Citation
Thomas J. Lee, Ian Paulsen, Peter Karp, Annotation-based inference of transporter function, Bioinformatics, Volume 24, Issue 13, July 2008, Pages i259–i267, https://doi.org/10.1093/bioinformatics/btn180
Abstract
Motivation
We present a method for inferring and constructing transport reactions for transporter proteins based primarily on the analysis of the names of individual proteins in the genome annotation of an organism. Transport reactions are declarative descriptions of transporter activities, and thus can be manipulated computationally, unlike free-text protein names. Once transporter activities are encoded as transport reactions, a number of computational analyses are possible including database queries by transporter activity; inclusion of transporters into an automatically generated metabolic-map diagram that can be painted with omics data to aid in their interpretation; detection of anomalies in the metabolic and transport networks, such as substrates that are transported into the cell but are not inputs to any metabolic reaction or pathway; and comparative analyses of the transport capabilities of different organisms.
Results
On randomly selected organisms, the method achieves precision and recall rates of 0.93 and 0.90, respectively in identifying transporter proteins by name within the complete genome.
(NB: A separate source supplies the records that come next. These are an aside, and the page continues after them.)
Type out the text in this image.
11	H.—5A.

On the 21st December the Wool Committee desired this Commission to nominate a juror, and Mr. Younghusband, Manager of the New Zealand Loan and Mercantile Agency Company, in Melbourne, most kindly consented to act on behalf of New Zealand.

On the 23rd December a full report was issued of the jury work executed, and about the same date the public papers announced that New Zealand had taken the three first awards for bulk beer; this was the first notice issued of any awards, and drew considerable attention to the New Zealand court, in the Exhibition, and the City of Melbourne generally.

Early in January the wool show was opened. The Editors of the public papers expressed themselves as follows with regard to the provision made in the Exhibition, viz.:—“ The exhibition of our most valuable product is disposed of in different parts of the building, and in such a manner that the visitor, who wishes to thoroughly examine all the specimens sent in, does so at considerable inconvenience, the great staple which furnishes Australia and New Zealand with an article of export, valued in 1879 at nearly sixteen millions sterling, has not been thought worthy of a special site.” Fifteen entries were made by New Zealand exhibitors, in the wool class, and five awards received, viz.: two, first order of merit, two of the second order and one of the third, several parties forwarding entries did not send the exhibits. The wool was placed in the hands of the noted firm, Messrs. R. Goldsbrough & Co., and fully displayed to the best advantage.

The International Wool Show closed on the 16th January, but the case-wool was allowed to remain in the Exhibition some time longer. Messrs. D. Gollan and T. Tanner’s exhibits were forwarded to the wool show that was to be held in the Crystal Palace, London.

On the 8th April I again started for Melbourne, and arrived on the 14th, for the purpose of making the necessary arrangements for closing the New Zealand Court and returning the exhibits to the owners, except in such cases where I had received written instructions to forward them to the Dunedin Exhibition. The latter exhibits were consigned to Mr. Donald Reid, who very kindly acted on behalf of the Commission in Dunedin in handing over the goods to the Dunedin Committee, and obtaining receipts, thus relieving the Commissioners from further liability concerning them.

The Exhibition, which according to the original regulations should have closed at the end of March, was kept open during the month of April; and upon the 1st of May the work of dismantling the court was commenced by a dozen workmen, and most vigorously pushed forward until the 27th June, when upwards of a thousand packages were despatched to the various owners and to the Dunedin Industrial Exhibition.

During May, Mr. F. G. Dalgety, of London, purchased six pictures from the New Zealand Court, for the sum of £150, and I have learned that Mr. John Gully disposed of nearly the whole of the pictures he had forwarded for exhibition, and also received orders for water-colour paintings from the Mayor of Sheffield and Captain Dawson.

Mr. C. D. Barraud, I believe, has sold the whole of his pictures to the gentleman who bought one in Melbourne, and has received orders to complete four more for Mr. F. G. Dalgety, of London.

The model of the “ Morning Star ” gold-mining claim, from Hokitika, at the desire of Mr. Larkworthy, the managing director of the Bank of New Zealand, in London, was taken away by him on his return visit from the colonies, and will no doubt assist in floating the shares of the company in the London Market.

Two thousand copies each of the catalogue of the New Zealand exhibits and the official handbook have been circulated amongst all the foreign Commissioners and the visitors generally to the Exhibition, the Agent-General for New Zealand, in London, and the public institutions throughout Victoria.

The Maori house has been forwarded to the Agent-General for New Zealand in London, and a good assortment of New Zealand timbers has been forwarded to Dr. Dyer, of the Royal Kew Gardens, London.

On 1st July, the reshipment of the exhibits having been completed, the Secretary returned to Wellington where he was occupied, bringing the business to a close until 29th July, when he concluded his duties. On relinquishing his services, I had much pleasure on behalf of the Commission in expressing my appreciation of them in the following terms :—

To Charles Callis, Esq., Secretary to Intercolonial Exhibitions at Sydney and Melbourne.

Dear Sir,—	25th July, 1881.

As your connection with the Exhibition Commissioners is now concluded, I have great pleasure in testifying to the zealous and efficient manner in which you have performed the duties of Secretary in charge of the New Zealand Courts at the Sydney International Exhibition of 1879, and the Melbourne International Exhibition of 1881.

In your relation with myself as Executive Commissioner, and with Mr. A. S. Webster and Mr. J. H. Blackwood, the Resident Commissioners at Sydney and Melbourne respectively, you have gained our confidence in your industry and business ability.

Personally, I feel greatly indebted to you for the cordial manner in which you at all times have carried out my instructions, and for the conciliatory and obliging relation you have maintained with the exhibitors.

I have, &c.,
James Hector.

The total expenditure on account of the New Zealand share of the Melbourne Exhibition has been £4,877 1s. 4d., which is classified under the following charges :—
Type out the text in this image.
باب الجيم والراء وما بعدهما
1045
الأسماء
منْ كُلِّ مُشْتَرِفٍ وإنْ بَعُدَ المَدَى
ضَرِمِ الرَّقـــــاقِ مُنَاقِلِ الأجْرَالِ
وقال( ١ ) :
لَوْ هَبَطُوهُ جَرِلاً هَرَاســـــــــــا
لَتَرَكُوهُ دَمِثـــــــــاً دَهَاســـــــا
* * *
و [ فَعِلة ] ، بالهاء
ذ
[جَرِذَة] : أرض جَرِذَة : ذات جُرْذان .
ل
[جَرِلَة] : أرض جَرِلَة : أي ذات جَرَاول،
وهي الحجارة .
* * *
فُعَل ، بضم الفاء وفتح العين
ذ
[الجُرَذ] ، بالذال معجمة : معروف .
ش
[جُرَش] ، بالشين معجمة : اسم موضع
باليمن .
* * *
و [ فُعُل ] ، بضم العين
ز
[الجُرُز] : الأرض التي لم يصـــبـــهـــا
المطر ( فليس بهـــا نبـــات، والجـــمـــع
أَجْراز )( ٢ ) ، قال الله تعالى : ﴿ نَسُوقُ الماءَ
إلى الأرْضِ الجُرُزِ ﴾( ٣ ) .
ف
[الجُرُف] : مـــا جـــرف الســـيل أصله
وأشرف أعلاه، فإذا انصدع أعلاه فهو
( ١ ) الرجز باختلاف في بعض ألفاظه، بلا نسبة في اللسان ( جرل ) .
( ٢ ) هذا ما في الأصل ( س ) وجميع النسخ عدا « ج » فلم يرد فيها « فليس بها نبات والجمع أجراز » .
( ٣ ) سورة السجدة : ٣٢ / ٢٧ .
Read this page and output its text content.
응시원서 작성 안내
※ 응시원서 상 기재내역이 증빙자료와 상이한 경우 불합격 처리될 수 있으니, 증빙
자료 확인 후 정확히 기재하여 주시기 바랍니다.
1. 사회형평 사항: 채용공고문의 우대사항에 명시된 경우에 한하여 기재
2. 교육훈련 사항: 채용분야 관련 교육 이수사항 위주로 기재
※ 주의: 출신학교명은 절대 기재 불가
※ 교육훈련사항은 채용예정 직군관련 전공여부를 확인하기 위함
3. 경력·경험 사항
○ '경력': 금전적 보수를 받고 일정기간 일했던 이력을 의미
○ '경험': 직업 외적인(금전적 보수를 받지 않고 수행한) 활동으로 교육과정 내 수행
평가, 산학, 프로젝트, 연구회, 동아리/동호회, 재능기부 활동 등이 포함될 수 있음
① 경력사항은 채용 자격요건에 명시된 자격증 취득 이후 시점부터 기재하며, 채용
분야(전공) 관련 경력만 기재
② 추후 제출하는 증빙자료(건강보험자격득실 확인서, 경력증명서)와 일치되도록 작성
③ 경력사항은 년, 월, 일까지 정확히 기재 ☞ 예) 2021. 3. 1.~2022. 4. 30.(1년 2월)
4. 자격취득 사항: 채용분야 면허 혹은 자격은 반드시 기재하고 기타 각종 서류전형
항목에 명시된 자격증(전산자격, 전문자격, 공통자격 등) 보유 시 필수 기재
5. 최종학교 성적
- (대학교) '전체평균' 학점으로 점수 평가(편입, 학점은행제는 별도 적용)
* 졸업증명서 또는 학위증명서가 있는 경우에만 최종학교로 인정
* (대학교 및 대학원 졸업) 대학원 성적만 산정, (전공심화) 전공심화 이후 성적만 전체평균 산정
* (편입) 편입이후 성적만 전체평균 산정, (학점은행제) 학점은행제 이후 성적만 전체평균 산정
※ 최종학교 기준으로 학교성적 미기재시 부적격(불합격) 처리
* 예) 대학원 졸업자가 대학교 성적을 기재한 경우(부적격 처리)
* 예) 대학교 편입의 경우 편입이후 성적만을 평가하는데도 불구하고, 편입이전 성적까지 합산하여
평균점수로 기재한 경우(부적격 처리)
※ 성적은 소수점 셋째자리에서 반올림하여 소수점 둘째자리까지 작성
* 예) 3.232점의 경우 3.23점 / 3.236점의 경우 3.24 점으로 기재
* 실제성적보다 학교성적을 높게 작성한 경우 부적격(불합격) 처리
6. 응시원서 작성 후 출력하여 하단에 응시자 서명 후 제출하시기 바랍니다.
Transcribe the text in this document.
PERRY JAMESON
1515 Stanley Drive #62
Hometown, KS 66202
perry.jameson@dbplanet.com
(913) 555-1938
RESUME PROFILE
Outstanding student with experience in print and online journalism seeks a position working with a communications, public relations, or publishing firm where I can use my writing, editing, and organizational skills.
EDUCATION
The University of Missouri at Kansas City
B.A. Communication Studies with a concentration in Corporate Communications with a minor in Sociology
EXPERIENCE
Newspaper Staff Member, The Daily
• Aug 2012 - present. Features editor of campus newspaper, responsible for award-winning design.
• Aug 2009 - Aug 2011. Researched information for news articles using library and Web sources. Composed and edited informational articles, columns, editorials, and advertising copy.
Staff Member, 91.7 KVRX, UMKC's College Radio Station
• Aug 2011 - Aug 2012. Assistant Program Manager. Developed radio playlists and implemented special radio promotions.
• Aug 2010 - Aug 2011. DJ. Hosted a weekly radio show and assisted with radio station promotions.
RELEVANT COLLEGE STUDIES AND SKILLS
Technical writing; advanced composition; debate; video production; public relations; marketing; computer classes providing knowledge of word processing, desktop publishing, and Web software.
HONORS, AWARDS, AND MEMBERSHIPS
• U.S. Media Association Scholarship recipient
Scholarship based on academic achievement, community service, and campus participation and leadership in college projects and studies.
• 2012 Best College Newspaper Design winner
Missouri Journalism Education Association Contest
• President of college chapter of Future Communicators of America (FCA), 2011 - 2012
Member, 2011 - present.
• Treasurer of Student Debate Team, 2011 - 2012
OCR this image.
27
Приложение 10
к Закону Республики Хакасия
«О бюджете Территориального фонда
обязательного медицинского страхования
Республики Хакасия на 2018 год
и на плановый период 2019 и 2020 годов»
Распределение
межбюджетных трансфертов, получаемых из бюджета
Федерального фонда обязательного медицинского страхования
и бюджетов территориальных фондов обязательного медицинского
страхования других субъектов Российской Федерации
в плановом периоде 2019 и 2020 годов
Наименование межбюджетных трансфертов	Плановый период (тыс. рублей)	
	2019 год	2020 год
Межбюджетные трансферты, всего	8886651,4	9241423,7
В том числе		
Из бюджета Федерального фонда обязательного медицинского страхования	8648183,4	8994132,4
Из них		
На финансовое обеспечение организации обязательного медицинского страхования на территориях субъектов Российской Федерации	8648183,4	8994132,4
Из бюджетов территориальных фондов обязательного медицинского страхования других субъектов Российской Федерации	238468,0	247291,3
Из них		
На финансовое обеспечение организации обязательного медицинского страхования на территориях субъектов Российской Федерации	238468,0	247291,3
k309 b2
The method obtains 67.5% accuracy in predicting complete transport reactions; if allowance is made for predictions that are overly general yet not incorrect, reaction prediction accuracy is 82.5%.
Availability
The method is implemented as part of PathoLogic, the inference component of the Pathway Tools software. Pathway Tools is freely available to researchers at non-commercial institutions, including source code; a fee applies to commercial institutions.